The final quarter of the year is often slower due to Christmas and the run-up to the holidays and 2016 was no exception.
Supply and Demand
London's property market proved surprisingly resilient over 2016 as a whole, especially considering the turbulence created by the stamp duty surcharge introduced in April and the EU referendum result in June. The final quarter of the year is often slower due to Christmas and the run-up to the holidays and 2016 was no exception.
Exchanges over the quarter were also 3.4% lower (down 11% year on year) but there was an unusual yet encouraging pick-up in December, which saw a 19% increase compared to November and early signs that this momentum would be sustained in January. Another sign that January was set to be a strong month was that the number of properties available for sale at year-end was 18% higher than 2015.
Exchanges were driven by two key factors: firstly, price reductions which rose by 70% over the year and helped to compensate buyers for the increased stamp duty liability and the perceived "over-pricing" of many properties.

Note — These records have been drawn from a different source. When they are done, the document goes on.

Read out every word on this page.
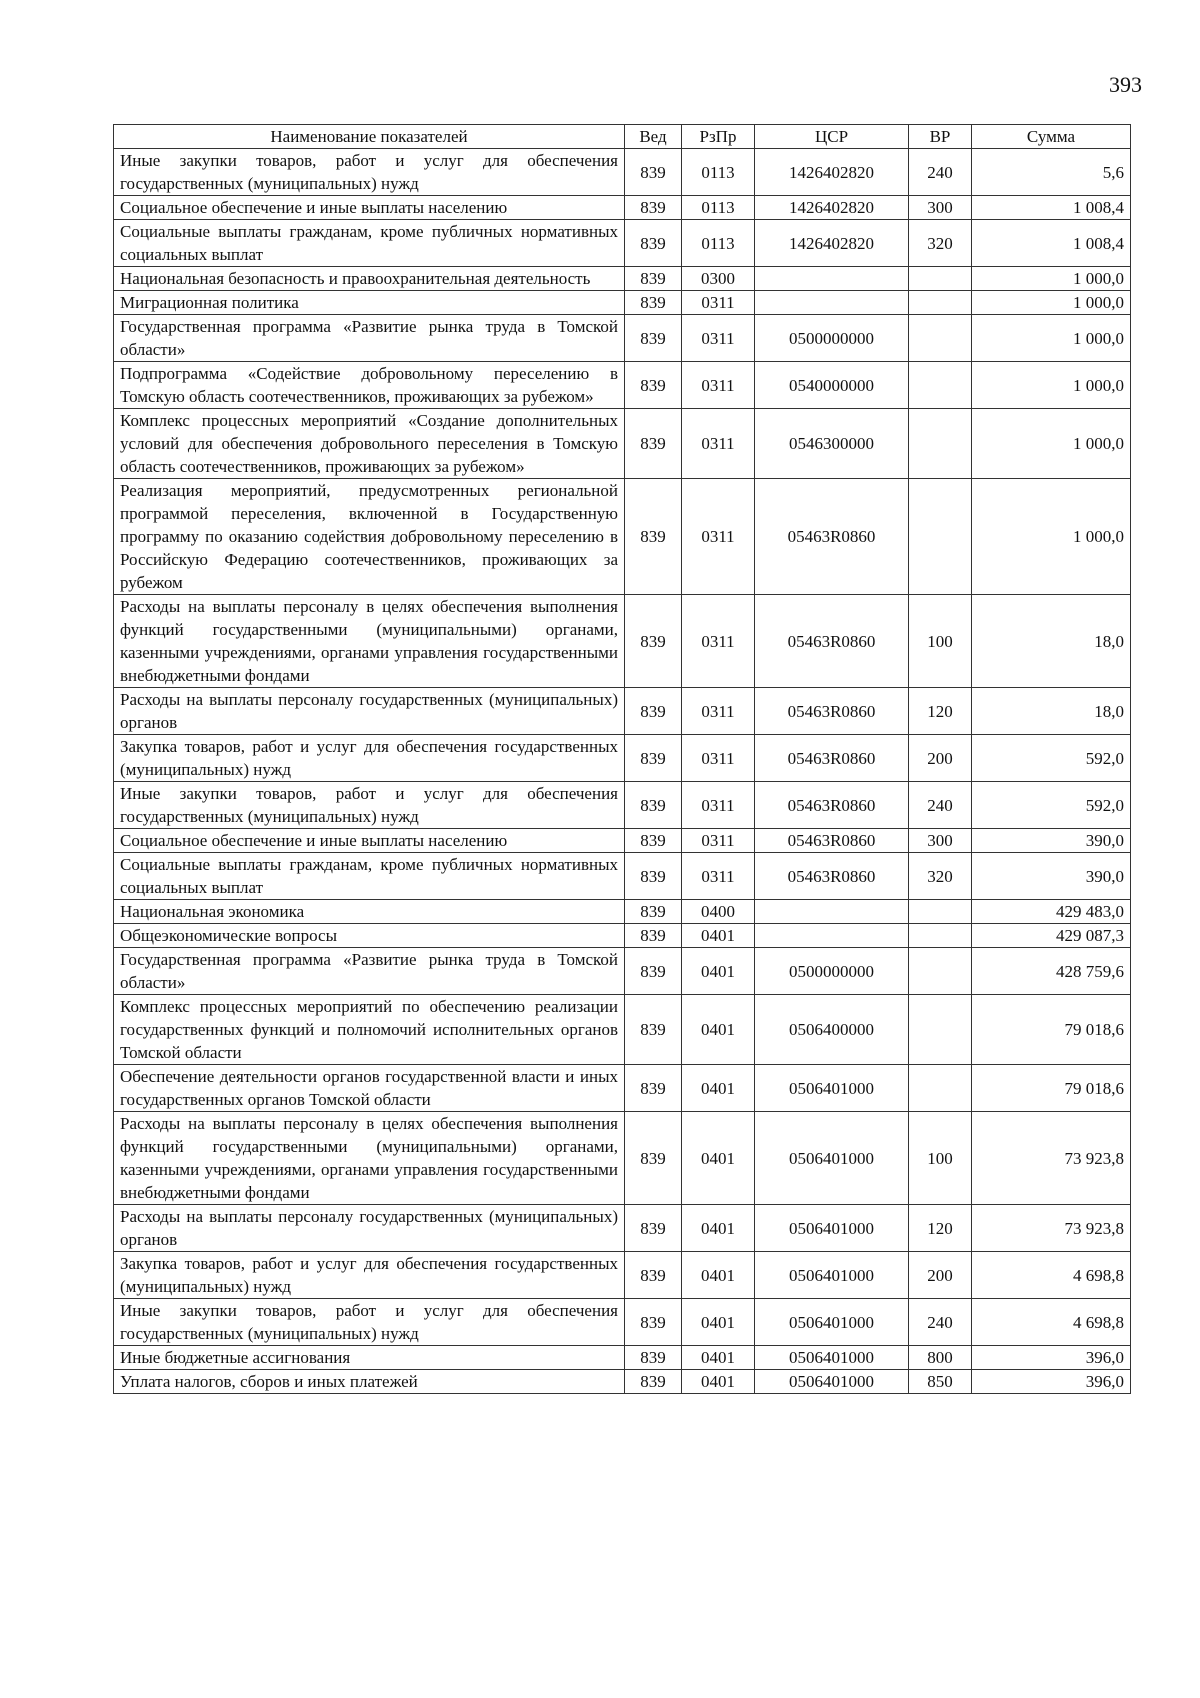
393
Наименование показателей	Вед	РзПр	ЦСР	ВР	Сумма
Иные закупки товаров, работ и услуг для обеспечения государственных (муниципальных) нужд	839	0113	1426402820	240	5,6
Социальное обеспечение и иные выплаты населению	839	0113	1426402820	300	1 008,4
Социальные выплаты гражданам, кроме публичных нормативных социальных выплат	839	0113	1426402820	320	1 008,4
Национальная безопасность и правоохранительная деятельность	839	0300			1 000,0
Миграционная политика	839	0311			1 000,0
Государственная программа «Развитие рынка труда в Томской области»	839	0311	0500000000		1 000,0
Подпрограмма «Содействие добровольному переселению в Томскую область соотечественников, проживающих за рубежом»	839	0311	0540000000		1 000,0
Комплекс процессных мероприятий «Создание дополнительных условий для обеспечения добровольного переселения в Томскую область соотечественников, проживающих за рубежом»	839	0311	0546300000		1 000,0
Реализация мероприятий, предусмотренных региональной программой переселения, включенной в Государственную программу по оказанию содействия добровольному переселению в Российскую Федерацию соотечественников, проживающих за рубежом	839	0311	05463R0860		1 000,0
Расходы на выплаты персоналу в целях обеспечения выполнения функций государственными (муниципальными) органами, казенными учреждениями, органами управления государственными внебюджетными фондами	839	0311	05463R0860	100	18,0
Расходы на выплаты персоналу государственных (муниципальных) органов	839	0311	05463R0860	120	18,0
Закупка товаров, работ и услуг для обеспечения государственных (муниципальных) нужд	839	0311	05463R0860	200	592,0
Иные закупки товаров, работ и услуг для обеспечения государственных (муниципальных) нужд	839	0311	05463R0860	240	592,0
Социальное обеспечение и иные выплаты населению	839	0311	05463R0860	300	390,0
Социальные выплаты гражданам, кроме публичных нормативных социальных выплат	839	0311	05463R0860	320	390,0
Национальная экономика	839	0400			429 483,0
Общеэкономические вопросы	839	0401			429 087,3
Государственная программа «Развитие рынка труда в Томской области»	839	0401	0500000000		428 759,6
Комплекс процессных мероприятий по обеспечению реализации государственных функций и полномочий исполнительных органов Томской области	839	0401	0506400000		79 018,6
Обеспечение деятельности органов государственной власти и иных государственных органов Томской области	839	0401	0506401000		79 018,6
Расходы на выплаты персоналу в целях обеспечения выполнения функций государственными (муниципальными) органами, казенными учреждениями, органами управления государственными внебюджетными фондами	839	0401	0506401000	100	73 923,8
Расходы на выплаты персоналу государственных (муниципальных) органов	839	0401	0506401000	120	73 923,8
Закупка товаров, работ и услуг для обеспечения государственных (муниципальных) нужд	839	0401	0506401000	200	4 698,8
Иные закупки товаров, работ и услуг для обеспечения государственных (муниципальных) нужд	839	0401	0506401000	240	4 698,8
Иные бюджетные ассигнования	839	0401	0506401000	800	396,0
Уплата налогов, сборов и иных платежей	839	0401	0506401000	850	396,0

Secondly, some buyers and sellers showed that they were no longer willing to wait for the fog to lift on Brexit and decided to commit to deals.

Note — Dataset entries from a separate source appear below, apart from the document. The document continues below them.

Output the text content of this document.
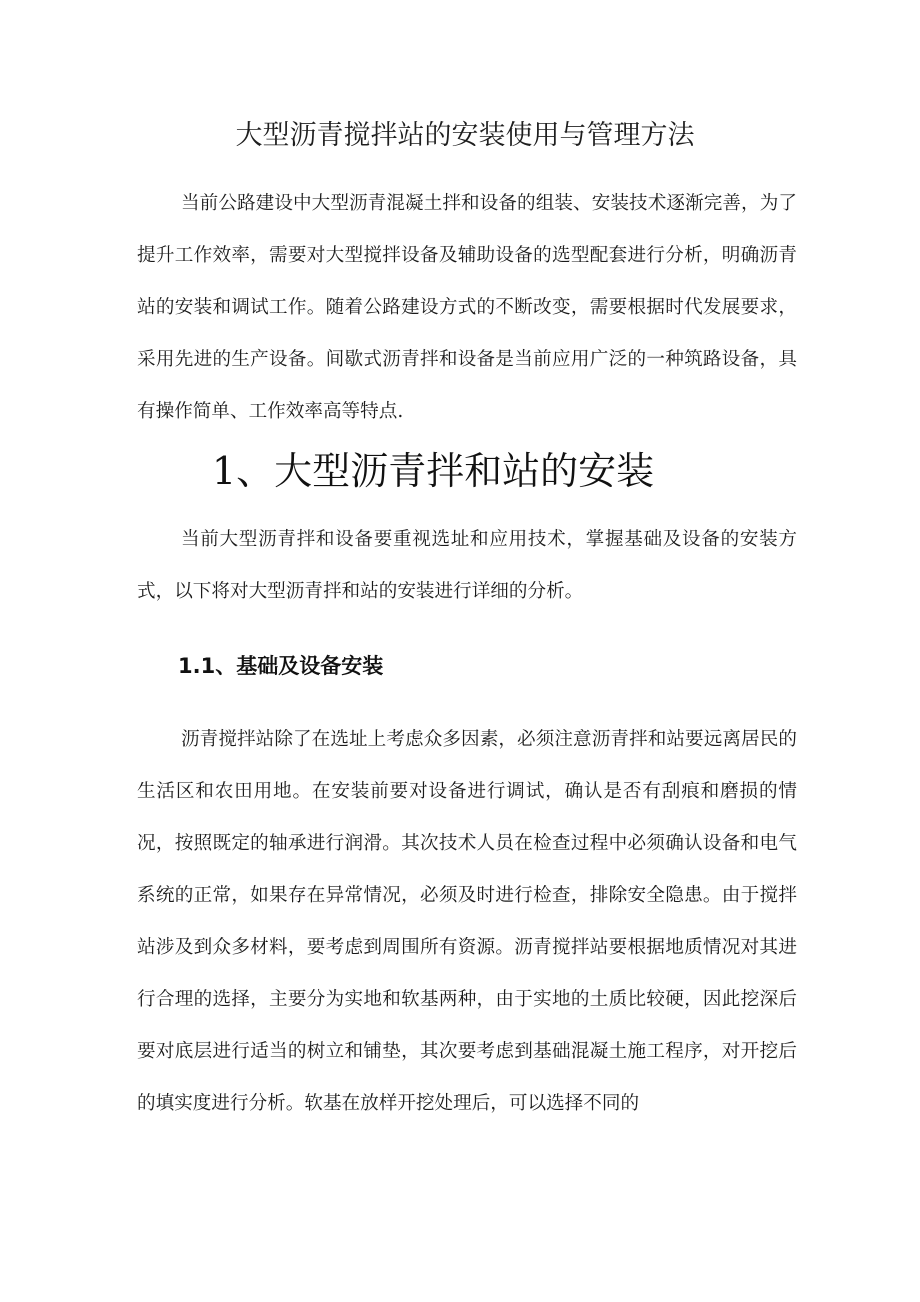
大型沥青搅拌站的安装使用与管理方法

当前公路建设中大型沥青混凝土拌和设备的组装、安装技术逐渐完善，为了提升工作效率，需要对大型搅拌设备及辅助设备的选型配套进行分析，明确沥青站的安装和调试工作。随着公路建设方式的不断改变，需要根据时代发展要求，采用先进的生产设备。间歇式沥青拌和设备是当前应用广泛的一种筑路设备，具有操作简单、工作效率高等特点.

1、大型沥青拌和站的安装

当前大型沥青拌和设备要重视选址和应用技术，掌握基础及设备的安装方式，以下将对大型沥青拌和站的安装进行详细的分析。

1.1、基础及设备安装

沥青搅拌站除了在选址上考虑众多因素，必须注意沥青拌和站要远离居民的生活区和农田用地。在安装前要对设备进行调试，确认是否有刮痕和磨损的情况，按照既定的轴承进行润滑。其次技术人员在检查过程中必须确认设备和电气系统的正常，如果存在异常情况，必须及时进行检查，排除安全隐患。由于搅拌站涉及到众多材料，要考虑到周围所有资源。沥青搅拌站要根据地质情况对其进行合理的选择，主要分为实地和软基两种，由于实地的土质比较硬，因此挖深后要对底层进行适当的树立和铺垫，其次要考虑到基础混凝土施工程序，对开挖后的填实度进行分析。软基在放样开挖处理后，可以选择不同的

The pound fell by 17% against the dollar in 2016, but despite the discount that this offered foreign buyers, the anticipated surge in overseas buyer activity did not materialise. This suggests that even with the effective discount being offered by the weak pound, foreign purchasers are just as price sensitive as UK buyers and similarly inclined to look outside central London for better value opportunities. There was also an element of concern about Brexit and what that might mean for their investments in the shorter term. This had a considerable impact on the prime central locations where transactions in 2016 in some areas were down by over one third.